Another aspect of this work is the annual discernment meetings. All eleven AWP team members met online on February 4-6, 2021, for our third year of annual discernment meetings, to exchange attention and feedback. Some AWP Working Group members attended as they were able. 

Each person received full attention for about 1.5-2 hours from the others while they listened for the voice of inner promptings. We participate voluntarily in peace work; half receive basic stipends from Friends Peace Teams, but most of us need other sources of income as well, while we do the work, fundraise, and take care for ourselves and our families. The queries focused on how our lives are changing from last year to next year:

  •     Are you taking care of yourself? How is your health?
  •     Are you taking care of your relationships and your family?
  •     Are you taking care of your livelihood?
  •     How do you need to put your life in order so that you can volunteer for peace and justice?

The focus person speaks to clarify their own thoughts, not to explain themselves to others. Once they are clear, it’s simple to state it to others. Sometimes, the focus person speaks in their native language, while the rest hold them in the Light, staying grounded in our core selves and remembering the core self of the person. Each person comes up with their Work Focus 2021.  

AWP Working Group Meeting

From listening to each of us individually, joint directions emerge:

Insights. We can acknowledge our limitations, because sometimes our limitations are as liberating as our strengths. The quality of attention to the people and the natural surroundings we work with makes a huge difference! Scheduling regular times to exchange attention and support changes us, which is an important thing we can offer to each other.

Social Justice. We share concerns for the following, which often get lost in the day-to-day demands:

  • Conscientious Objection to war and militarism. Several of us could meet regularly to collaborate and present to the Asia West Pacific Working Group, but we would need a convenor.
  • Permaculture. We call on Permaculture specialists for reference, and to advise us how to integrate permaculture in ways that support us. We integrate peace with nature as well as other people in our daily lives, but leave permaculture training to the ecologists.
  • Priority reading list. We would like to make our annotated, recommended, priority reading list for adult peace and justice workers. 

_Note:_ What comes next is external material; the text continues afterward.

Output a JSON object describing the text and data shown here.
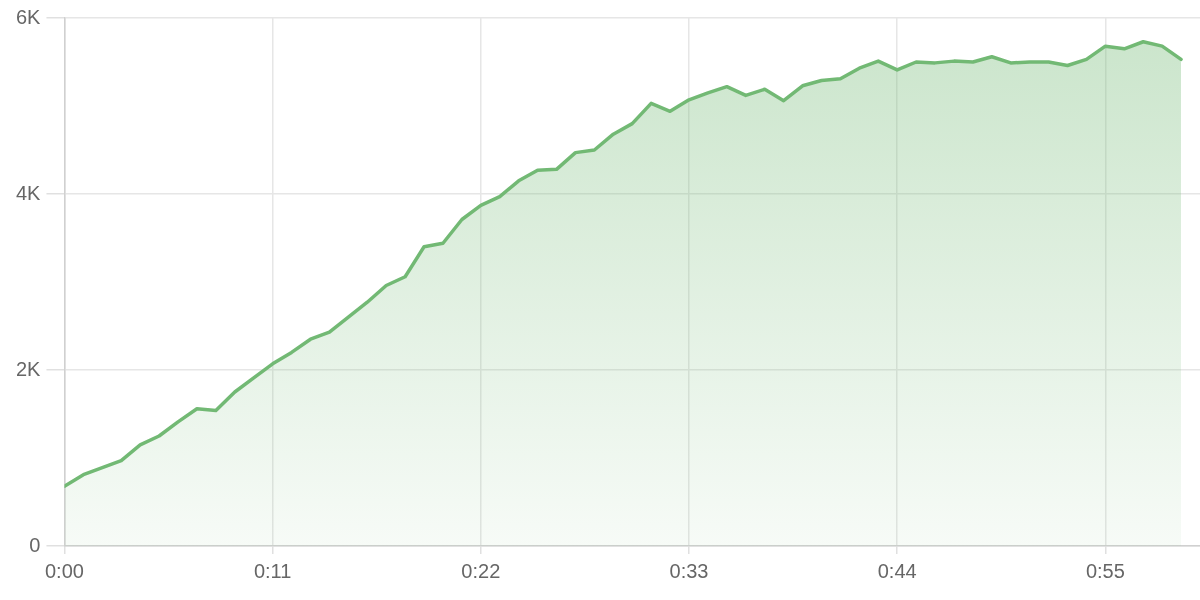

Collaboration. Alternatives to Violence Project is our home; we need to remember to connect with AVP as our global network. We are collaborating in the Friendly Book Collaborative and need to invite this global ministry to present to the AWP WG so we all are aware of this work and opportunity. FPT is developing a multilingual interactive website. We should each think about whether we want to use the FPT website with the public in our language. 

Training. Most of us are doing peace work with parents and youth. We should be aware of the book: From Conflict to Peacebuilding: the power of early childhood initiatives. We would like to invite Rustam to offer the stereotype training developed by the Chechens. We are not writers, but are all expected to write. Should we organize a writing workshop to offer editing, coaching, and instruction in how to write?

Administration & Resources. We need to clarify and delegate administration and shift to administering through activities and news rather than through administrative meetings alone. We need to decide if it is time for us to develop a management and funding approach for our local AVP/CCP/PoG programs. 

The annual discernment meetings help each of us celebrate changes over time and focus our efforts in the coming year, but also to notice the obvious yet easily missed opportunities for collaboration and new development. 

We thank the Friends Peace Teams Council for sharing the Zoom account with us.  We can optimize the technology available for the organization. Most of all, we appreciate the presence and good attention of some of the AWP Working Group Members who joined us for this activity.  We felt cared for and supported.